One possible theory is that the current pathogen, enterovirus 68, or a virus very similar to it has circulated undetected in the past, Schaffner said. That means adults may have already been exposed to it and have built up immunity.

However, Schaffner said it’s more likely that adults aren’t being infected because enteroviruses are so common.

“Older family members may have built up some antibodies to enteroviruses in general that are providing some cross-protection,” he said.

Dr. Michael Tosi, chief of pediatric infectious diseases at Mount Sinai Hospital in New York City, said he doesn’t expect to see many adult cases if any at all.

“In general we see enteroviruses more in children than adults anyway,” Tosi said. “When they do get them they are often asymptomatic or have less serious reactions that don’t require hospitalization.”

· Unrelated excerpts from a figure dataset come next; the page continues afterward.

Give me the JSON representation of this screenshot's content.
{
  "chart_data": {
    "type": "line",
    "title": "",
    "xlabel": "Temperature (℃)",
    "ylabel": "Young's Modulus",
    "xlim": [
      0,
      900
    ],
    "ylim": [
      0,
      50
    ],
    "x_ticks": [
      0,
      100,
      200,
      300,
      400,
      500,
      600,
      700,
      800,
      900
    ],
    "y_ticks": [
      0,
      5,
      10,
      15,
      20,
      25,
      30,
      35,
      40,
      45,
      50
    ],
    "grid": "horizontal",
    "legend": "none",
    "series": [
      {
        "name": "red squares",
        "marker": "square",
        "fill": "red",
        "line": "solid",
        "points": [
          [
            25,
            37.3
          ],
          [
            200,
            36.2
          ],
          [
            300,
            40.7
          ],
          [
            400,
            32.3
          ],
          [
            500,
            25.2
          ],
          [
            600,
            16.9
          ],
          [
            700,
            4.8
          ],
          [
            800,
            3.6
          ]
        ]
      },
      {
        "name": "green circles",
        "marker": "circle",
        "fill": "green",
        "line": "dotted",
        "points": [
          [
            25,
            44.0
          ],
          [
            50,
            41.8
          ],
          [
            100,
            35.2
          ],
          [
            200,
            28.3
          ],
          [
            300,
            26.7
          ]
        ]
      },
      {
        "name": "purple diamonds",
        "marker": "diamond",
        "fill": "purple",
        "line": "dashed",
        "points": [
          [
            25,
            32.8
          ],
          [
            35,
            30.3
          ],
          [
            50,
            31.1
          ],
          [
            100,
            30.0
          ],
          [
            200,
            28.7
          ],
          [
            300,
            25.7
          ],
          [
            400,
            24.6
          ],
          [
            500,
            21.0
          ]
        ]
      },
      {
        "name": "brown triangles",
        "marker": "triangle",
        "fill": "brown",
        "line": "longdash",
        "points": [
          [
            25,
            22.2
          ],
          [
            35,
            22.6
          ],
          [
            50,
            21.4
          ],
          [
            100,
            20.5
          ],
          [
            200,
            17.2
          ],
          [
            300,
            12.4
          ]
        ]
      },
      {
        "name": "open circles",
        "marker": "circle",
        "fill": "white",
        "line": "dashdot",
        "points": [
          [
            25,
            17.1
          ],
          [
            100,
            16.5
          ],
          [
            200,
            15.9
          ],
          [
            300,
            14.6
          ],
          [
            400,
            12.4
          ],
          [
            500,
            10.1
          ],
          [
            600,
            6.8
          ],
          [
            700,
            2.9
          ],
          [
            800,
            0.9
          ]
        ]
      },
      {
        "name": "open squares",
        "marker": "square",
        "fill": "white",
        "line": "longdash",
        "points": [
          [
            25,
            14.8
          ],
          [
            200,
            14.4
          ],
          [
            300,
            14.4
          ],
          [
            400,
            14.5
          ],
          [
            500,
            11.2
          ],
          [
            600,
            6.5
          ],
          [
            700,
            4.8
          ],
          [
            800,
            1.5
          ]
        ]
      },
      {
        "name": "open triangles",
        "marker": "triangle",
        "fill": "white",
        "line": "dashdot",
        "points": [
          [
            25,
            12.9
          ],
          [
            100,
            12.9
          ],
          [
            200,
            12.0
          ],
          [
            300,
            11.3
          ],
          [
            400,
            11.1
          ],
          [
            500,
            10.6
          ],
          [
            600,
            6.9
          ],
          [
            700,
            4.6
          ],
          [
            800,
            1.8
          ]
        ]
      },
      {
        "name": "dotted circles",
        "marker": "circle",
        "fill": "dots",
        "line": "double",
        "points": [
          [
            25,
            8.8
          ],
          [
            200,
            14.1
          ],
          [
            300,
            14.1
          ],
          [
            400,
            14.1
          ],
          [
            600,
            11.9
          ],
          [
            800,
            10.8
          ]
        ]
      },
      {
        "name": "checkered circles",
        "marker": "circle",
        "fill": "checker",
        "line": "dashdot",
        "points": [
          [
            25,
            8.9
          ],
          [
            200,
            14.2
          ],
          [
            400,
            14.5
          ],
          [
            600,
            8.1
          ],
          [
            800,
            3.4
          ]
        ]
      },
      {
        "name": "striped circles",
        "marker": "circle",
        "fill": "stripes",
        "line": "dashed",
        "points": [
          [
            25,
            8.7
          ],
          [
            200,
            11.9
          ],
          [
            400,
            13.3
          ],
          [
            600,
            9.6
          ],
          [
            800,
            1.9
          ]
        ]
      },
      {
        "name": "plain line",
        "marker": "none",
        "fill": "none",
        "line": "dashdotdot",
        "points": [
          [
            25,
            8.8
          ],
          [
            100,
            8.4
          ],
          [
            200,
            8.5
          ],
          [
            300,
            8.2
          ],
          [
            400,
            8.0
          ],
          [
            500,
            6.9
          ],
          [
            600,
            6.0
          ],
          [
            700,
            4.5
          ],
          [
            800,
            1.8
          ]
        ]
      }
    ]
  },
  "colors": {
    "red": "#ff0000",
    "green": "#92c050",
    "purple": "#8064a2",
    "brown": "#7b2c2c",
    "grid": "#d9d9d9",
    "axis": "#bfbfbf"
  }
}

Schaffner agreed it’s unlikely there will be mass outbreak in older people. The virus has been around since the summer and children have been exposing their families to it for months, he said. If it was going to spread to adults, it probably would have already.

However, he noted that enterovirus 68 is a bit of a rogue.

“Many enteroviruses are transmitted and live in intestinal tract but this virus is spread by a respiratory route, more like how winter flus are spread,” he explained. “We’ll definitely have to watch it and see how it behaves.”

Enterovirus 68 is similar to the common cold, but symptoms can be more serious, according to the U.S. Centers for Disease Control and Prevention. It causes wheezing and in some instances, neurological symptoms and temporary paralysis. How it spreads is unclear, though most enteroviruses spread through contact with respiratory secretions like saliva and mucous, as well as feces.